On Mar 26, 2012, at 10:32 PM, Brendan Eich wrote:

>> This is actually one of the reasons I still come down on constructor over 
>> new - I'd really like to discourage screwing around with 
>> <ctor>.prototype.constructor. That always felt like a major wart IMO. Making 
>> it ReadOnly/DontDelete would be icing on the cake. Not sure if we can 
>> squeeze it into max/min, but I like it. Classes are a leaky abstraction, as 
>> you said, but I think the major gain is making it easy to do things the 
>> right way, even if we don't really add much functionality.
> 
> The issue is "what is the right way?" I agree that classes shouldn't be too 
> little veneer on oonstructor functions, though. Locking down the class 
> constructor's .prototype is ok with me. It helps us move toward self-hosting 
> the built-ins.

Does it? It's strictly more expressive to leave it unlocked; you can always use 
Object.defineProperty to lock it down after the fact. That should be enough to 
self-host the built-ins, unless I'm missing something.

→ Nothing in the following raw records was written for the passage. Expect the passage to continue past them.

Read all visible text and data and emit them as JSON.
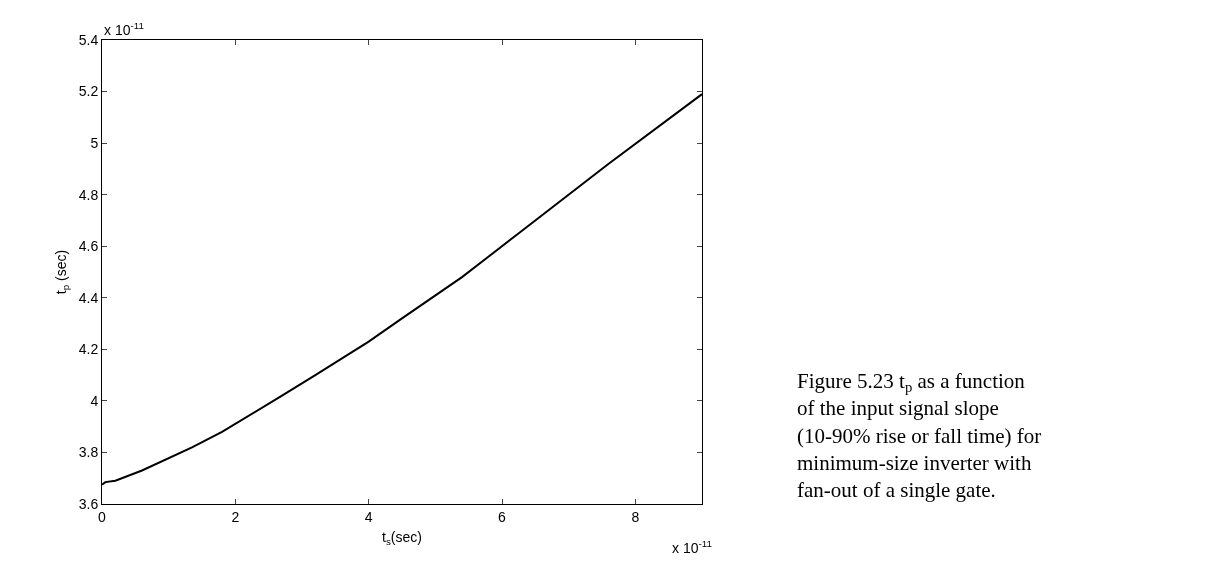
{
  "chart_data": {
    "type": "line",
    "xlabel": "t$_{s}$(sec)",
    "ylabel": "t$_{p}$ (sec)",
    "x": [
      0,
      0.05,
      0.2,
      0.6,
      1.35,
      1.8,
      2.7,
      3.2,
      4,
      4.5,
      5.4,
      5.8,
      6.3,
      7.6,
      9
    ],
    "series": [
      {
        "color": "#000000",
        "values": [
          3.675,
          3.685,
          3.69,
          3.73,
          3.82,
          3.88,
          4.02,
          4.1,
          4.23,
          4.32,
          4.48,
          4.56,
          4.66,
          4.92,
          5.19
        ]
      }
    ],
    "xlim": [
      0,
      9
    ],
    "xticks": [
      0,
      2,
      4,
      6,
      8
    ],
    "ylim": [
      3.6,
      5.4
    ],
    "yticks": [
      3.6,
      3.8,
      4,
      4.2,
      4.4,
      4.6,
      4.8,
      5,
      5.2,
      5.4
    ],
    "marker": "none",
    "line_style": "solid",
    "annotations": [
      "x 10$^{-11}$",
      "x 10$^{-11}$",
      "Figure 5.23 t$_{p}$ as a function of the input signal slope (10-90% rise or fall time) for minimum-size inverter with fan-out of a single gate."
    ]
  }
}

What I don't like about forcing everyone to use .constructor is that maybe they 
don't want their class to expose the constructor. Sometimes you want to build 
an abstraction that maintains control over its instances. You might want to use 
the classy constructor pattern internally, but only expose abstract API's that 
internally construct instances, and then you don't want people mucking with the 
constructor. Were it up to me, I'd prefer a more mirror-based approach for 
exposing the constructor of instances, so the creator of the API can control 
whether they want to expose it. I recognize the C.prototype.constructor idiom 
already exists, but it's a weak idiom. I'm not crazy about the idea of 
strengthening a problematic but currently unreliable and rarely used idiom.